In many cases, bearer cheques were given, and money was claimed even for deliveries that did not happen. Official records say Rajeshwari, wife of Guddu of Barahi village, had a child in 2011. But, according to her family, the last of her children was born 16 years ago.
Dr Arun Gautam, who blew the lid off the scam in Badaun while he was posted at the primary health care centre at Samrer, told THE WEEK: “I have personally investigated the cases. It is a huge scam. Doctors, middlemen, health workers and health department officials are involved in it. The chain is very long and the scam is known to the higher-ups in the department.”
Gautam said 80 per cent of the cases in Barahi village were fake, and that documents were fudged. He said the scam was so huge that health department officials did not dare to lodge a complaint with the police. According to him, they feared that a proper investigation would find many officials guilty.
Gautam has made enemies by exposing the scam. Health workers recently assaulted him, and there have been threat calls asking him to stop talking about the loot. And, he has not received his salary for several months.
The current head of the primary health care centre in Samrer, Dr Pradeep Kumar, however, maintains that Gautam’s allegations are false. “I, too, have been personally investigating the cases,” he told THE WEEK. “But nothing has been found.
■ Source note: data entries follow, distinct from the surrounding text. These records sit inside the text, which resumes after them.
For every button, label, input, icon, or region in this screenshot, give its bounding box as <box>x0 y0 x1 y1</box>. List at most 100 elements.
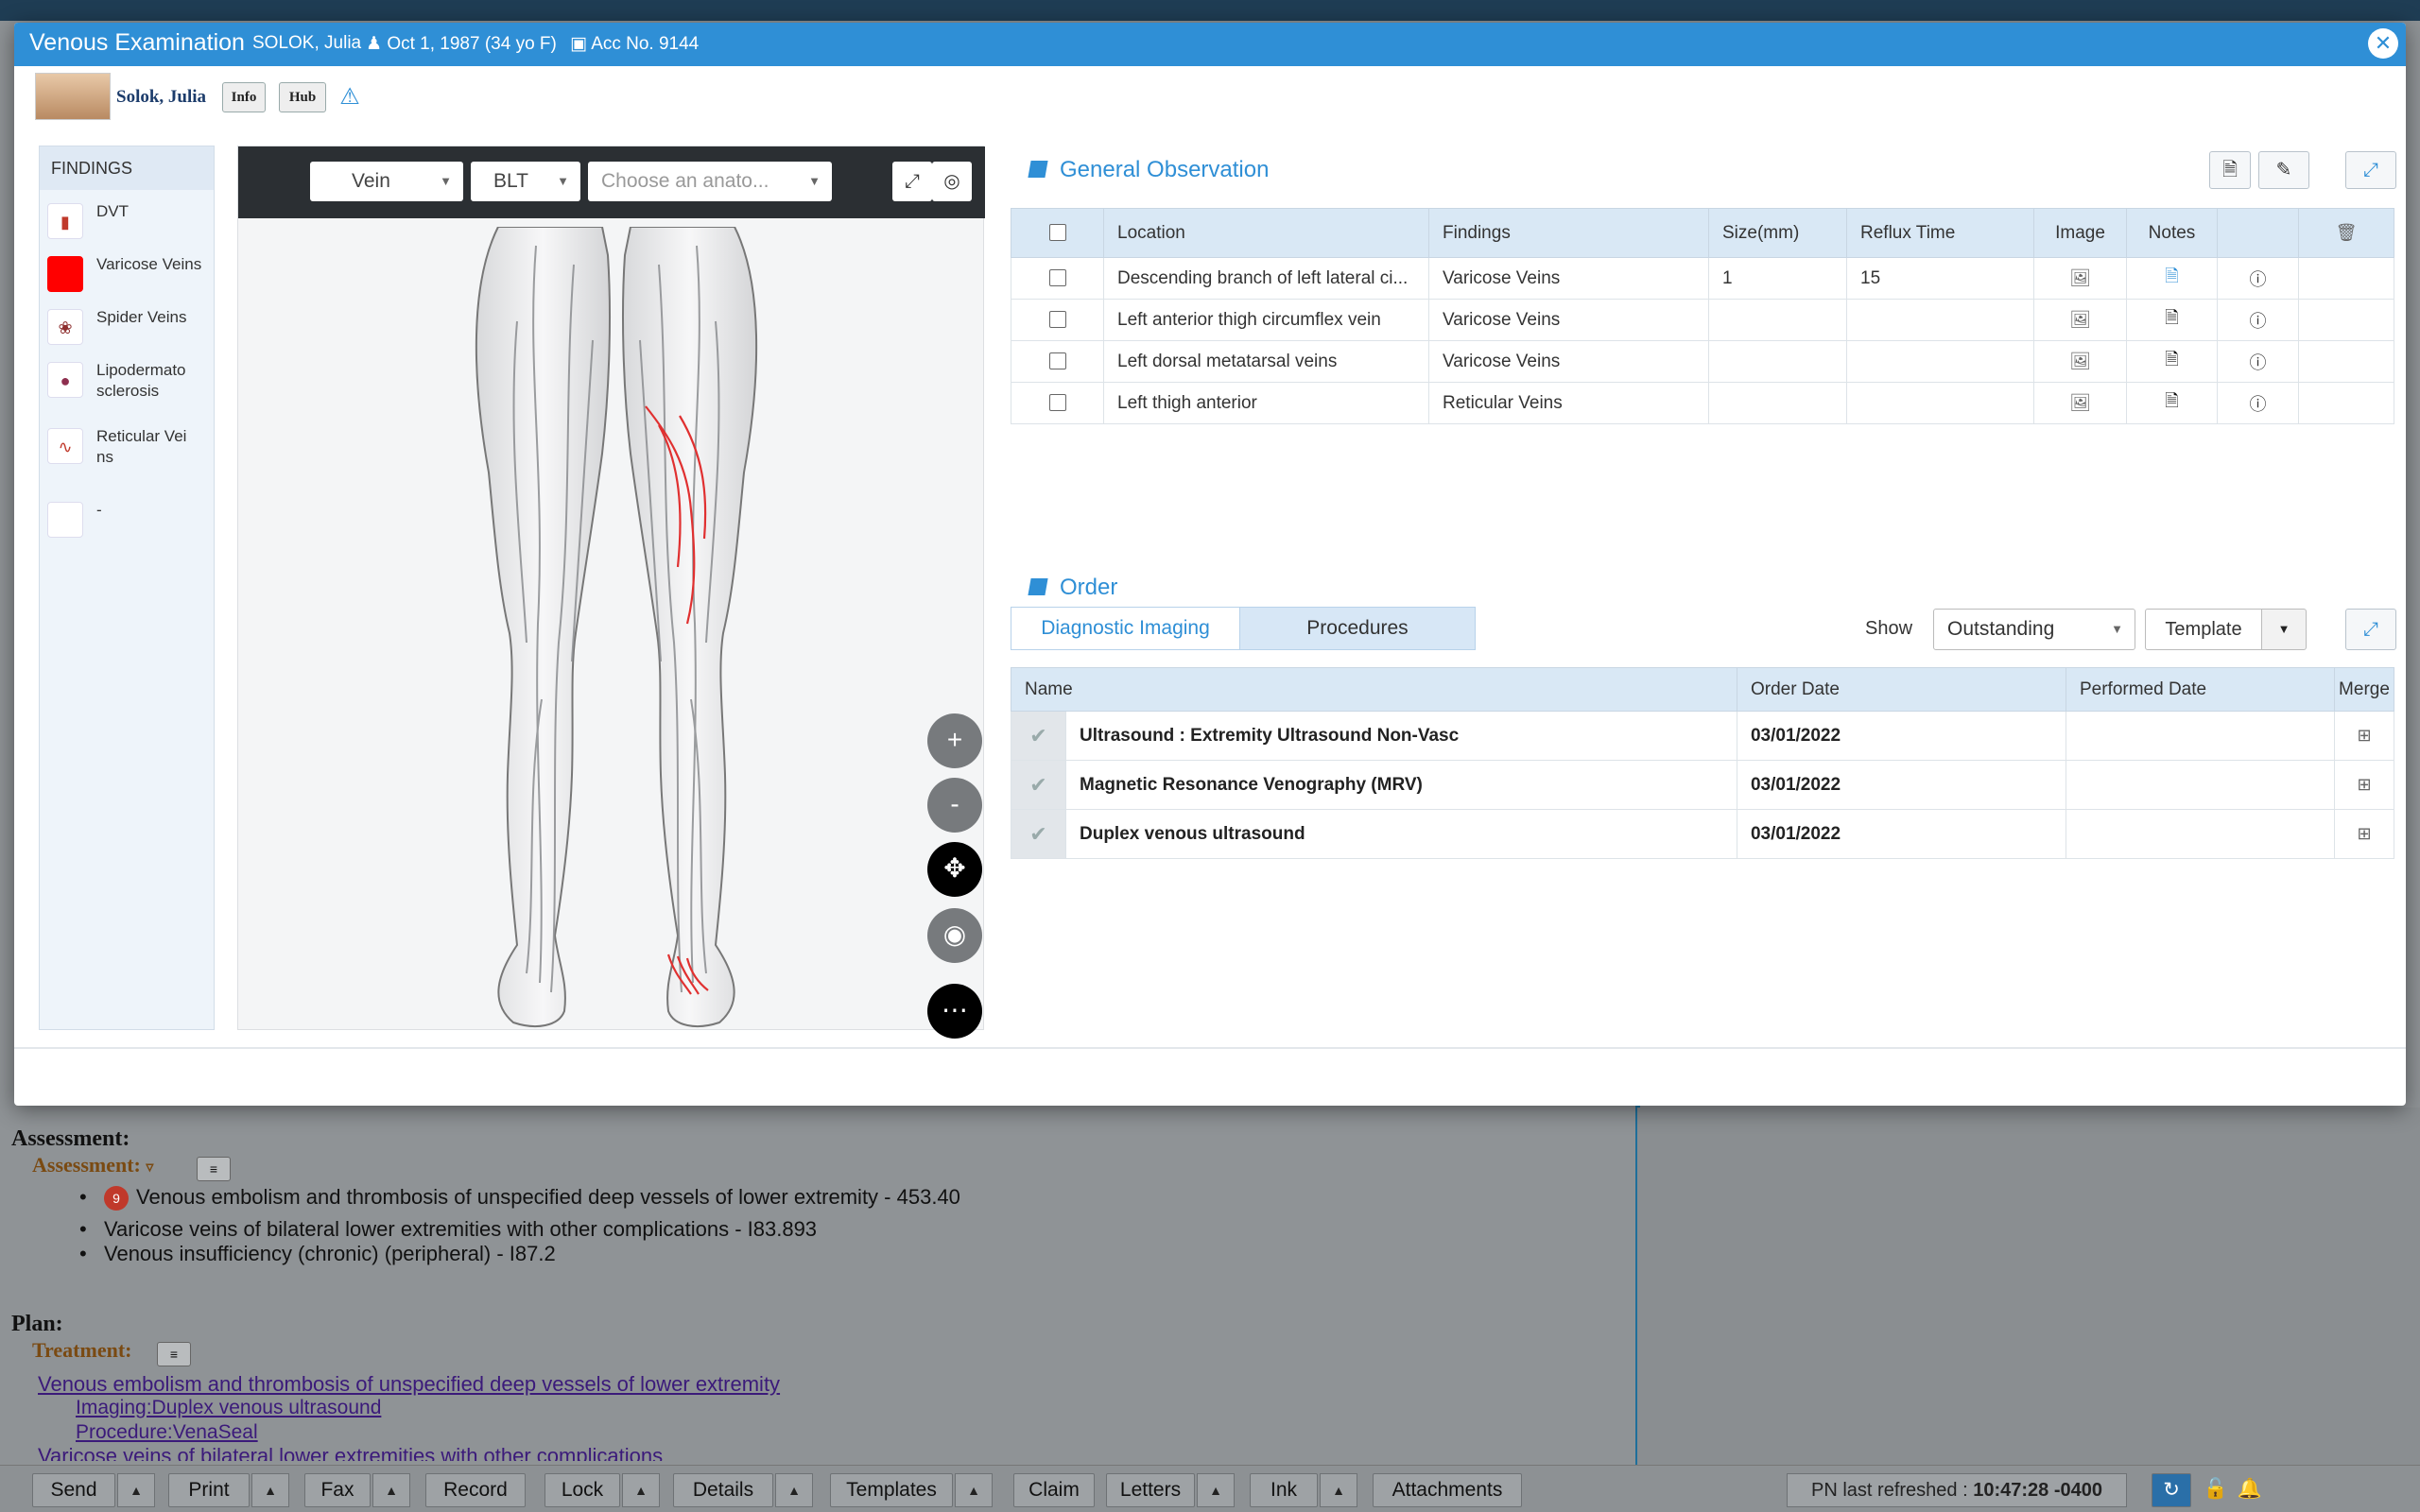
table-row[interactable]: Left thigh anterior Reticular Veins 🖼 🗎 … <box>1011 382 2394 424</box>
vessel-select[interactable]: Vein ▼ <box>310 162 463 201</box>
details-menu-arrow[interactable]: ▲ <box>775 1473 813 1507</box>
plan-imaging-link[interactable]: Imaging:Duplex venous ultrasound <box>76 1397 381 1419</box>
checkmark-icon[interactable]: ✔ <box>1011 711 1066 761</box>
center-target-icon[interactable]: ◉ <box>927 908 982 963</box>
lock-menu-arrow[interactable]: ▲ <box>622 1473 660 1507</box>
hub-button[interactable]: Hub <box>279 82 326 112</box>
table-row[interactable]: ✔ Magnetic Resonance Venography (MRV) 03… <box>1011 760 2395 810</box>
column-header[interactable]: Merge <box>2333 667 2395 712</box>
claim-button[interactable]: Claim <box>1013 1473 1095 1507</box>
more-options-icon[interactable]: ⋯ <box>927 984 982 1039</box>
notes-icon[interactable]: 🗎 <box>2165 265 2178 293</box>
finding-varicose-veins[interactable]: Varicose Veins <box>47 252 208 309</box>
template-button[interactable]: Template <box>2145 609 2262 650</box>
notes-icon[interactable]: 🗎 <box>2165 306 2178 335</box>
merge-icon[interactable]: ⊞ <box>2357 824 2371 844</box>
row-checkbox[interactable] <box>1048 269 1066 287</box>
print-menu-arrow[interactable]: ▲ <box>251 1473 289 1507</box>
trash-icon[interactable]: 🗑 <box>2336 223 2358 243</box>
plan-diagnosis-link[interactable]: Varicose veins of bilateral lower extrem… <box>38 1444 663 1461</box>
select-all-checkbox[interactable] <box>1048 224 1066 242</box>
document-icon[interactable]: 🗎 <box>2209 151 2251 189</box>
notes-icon[interactable]: 🗎 <box>2165 389 2178 418</box>
patient-name[interactable]: Solok, Julia <box>116 87 206 108</box>
image-icon[interactable]: 🖼 <box>2069 310 2091 330</box>
zoom-in-button[interactable]: + <box>927 713 982 768</box>
info-icon[interactable]: ⓘ <box>2250 391 2267 416</box>
refresh-icon[interactable]: ↻ <box>2152 1473 2191 1507</box>
image-icon[interactable]: 🖼 <box>2069 393 2091 413</box>
checkmark-icon[interactable]: ✔ <box>1011 809 1066 859</box>
performed-date-cell[interactable] <box>2065 809 2335 859</box>
send-menu-arrow[interactable]: ▲ <box>117 1473 155 1507</box>
edit-pen-icon[interactable]: ✎ <box>2258 151 2309 189</box>
finding-reticular-veins[interactable]: ∿ Reticular Vei ns <box>47 424 208 481</box>
reflux-cell[interactable] <box>1846 382 2034 424</box>
finding-lipodermatosclerosis[interactable]: ● Lipodermato sclerosis <box>47 358 208 415</box>
side-select[interactable]: BLT ▼ <box>471 162 580 201</box>
letters-button[interactable]: Letters <box>1106 1473 1195 1507</box>
plan-diagnosis-link[interactable]: Venous embolism and thrombosis of unspec… <box>38 1372 780 1397</box>
reflux-cell[interactable] <box>1846 299 2034 341</box>
fullscreen-icon[interactable]: ⤢ <box>892 162 932 201</box>
info-button[interactable]: Info <box>222 82 266 112</box>
table-row[interactable]: ✔ Ultrasound : Extremity Ultrasound Non-… <box>1011 711 2395 761</box>
image-icon[interactable]: 🖼 <box>2069 268 2091 288</box>
performed-date-cell[interactable] <box>2065 711 2335 761</box>
chevron-down-icon[interactable]: ▿ <box>146 1160 153 1176</box>
print-button[interactable]: Print <box>168 1473 250 1507</box>
finding-dvt[interactable]: ▮ DVT <box>47 199 208 256</box>
size-cell[interactable] <box>1708 299 1847 341</box>
send-button[interactable]: Send <box>32 1473 115 1507</box>
column-header[interactable]: Image <box>2033 208 2127 258</box>
notes-icon[interactable]: 🗎 <box>2165 348 2178 376</box>
merge-icon[interactable]: ⊞ <box>2357 775 2371 795</box>
ink-menu-arrow[interactable]: ▲ <box>1320 1473 1357 1507</box>
table-row[interactable]: Descending branch of left lateral ci... … <box>1011 257 2394 300</box>
column-header[interactable]: Notes <box>2126 208 2218 258</box>
zoom-out-button[interactable]: - <box>927 778 982 833</box>
assessment-insert-icon[interactable]: ≡ <box>197 1157 231 1181</box>
letters-menu-arrow[interactable]: ▲ <box>1197 1473 1235 1507</box>
column-header[interactable]: Size(mm) <box>1708 208 1847 258</box>
assessment-subheading[interactable]: Assessment: ▿ <box>32 1153 153 1177</box>
column-header[interactable]: Name <box>1011 667 1737 712</box>
finding-empty[interactable]: - <box>47 498 208 555</box>
performed-date-cell[interactable] <box>2065 760 2335 810</box>
column-header[interactable]: Reflux Time <box>1846 208 2034 258</box>
table-row[interactable]: Left anterior thigh circumflex vein Vari… <box>1011 299 2394 341</box>
screenshot-icon[interactable]: ◎ <box>932 162 972 201</box>
details-button[interactable]: Details <box>673 1473 773 1507</box>
table-row[interactable]: ✔ Duplex venous ultrasound 03/01/2022 ⊞ <box>1011 809 2395 859</box>
lock-button[interactable]: Lock <box>544 1473 620 1507</box>
alert-triangle-icon[interactable]: ⚠ <box>336 83 364 112</box>
reflux-cell[interactable]: 15 <box>1846 257 2034 300</box>
info-icon[interactable]: ⓘ <box>2250 308 2267 333</box>
attachments-button[interactable]: Attachments <box>1373 1473 1522 1507</box>
row-checkbox[interactable] <box>1048 352 1066 370</box>
column-header[interactable]: Location <box>1103 208 1429 258</box>
unlock-icon[interactable]: 🔓 <box>2199 1473 2233 1507</box>
column-header[interactable]: Performed Date <box>2065 667 2335 712</box>
size-cell[interactable] <box>1708 340 1847 383</box>
table-row[interactable]: Left dorsal metatarsal veins Varicose Ve… <box>1011 340 2394 383</box>
column-header[interactable]: Order Date <box>1736 667 2066 712</box>
treatment-insert-icon[interactable]: ≡ <box>157 1342 191 1366</box>
expand-icon[interactable]: ⤢ <box>2345 151 2396 189</box>
merge-icon[interactable]: ⊞ <box>2357 726 2371 746</box>
expand-icon[interactable]: ⤢ <box>2345 609 2396 650</box>
image-icon[interactable]: 🖼 <box>2069 352 2091 371</box>
templates-button[interactable]: Templates <box>830 1473 953 1507</box>
row-checkbox[interactable] <box>1048 311 1066 329</box>
info-icon[interactable]: ⓘ <box>2250 266 2267 291</box>
pan-icon[interactable]: ✥ <box>927 842 982 897</box>
plan-procedure-link[interactable]: Procedure:VenaSeal <box>76 1421 258 1444</box>
fax-button[interactable]: Fax <box>304 1473 371 1507</box>
anatomy-select[interactable]: Choose an anato... ▼ <box>588 162 832 201</box>
ink-button[interactable]: Ink <box>1250 1473 1318 1507</box>
template-menu-arrow[interactable]: ▼ <box>2261 609 2307 650</box>
fax-menu-arrow[interactable]: ▲ <box>372 1473 410 1507</box>
reflux-cell[interactable] <box>1846 340 2034 383</box>
checkmark-icon[interactable]: ✔ <box>1011 760 1066 810</box>
bell-icon[interactable]: 🔔 <box>2233 1473 2267 1507</box>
These scam allegations are absolutely false.”
Kumar, however, appears wilfully blind. Preliminary investigations have revealed that there have been gross misappropriation of JSY funds in many districts. Health department officials in Bahraich district, for instance, allegedly gave away more than 50,000 cheques, to the tune of about Rs.7 crore, without verifying identities of beneficiaries.
Umakant Verma, additional director, health and family welfare, of Devipatan division, found gross anomalies as he investigated the alleged scam. He wrote to Dr Amit Ghosh, director of National Health Mission in UP, recommending strict action against those involved in the scam. Ghosh, in turn, asked the health department to investigate the matter.
“The scam is not confined to one or two districts,” said an official associated with the investigation. “It seems to be a pan-UP scam. Only further inquiry will give its exact quantum.”
The health department has suspended five officials in Bahraich, but the authorities remain tight-lipped about the scam. Perhaps, the memory of the NRHM scam still haunts it. At least six health department officials were allegedly murdered after the NRHM scam came to light in 2011, during the time of the Mayawati government. Two of the officials were chief medical officers, the top health department official in a district. The case is still being investigated by the CBI.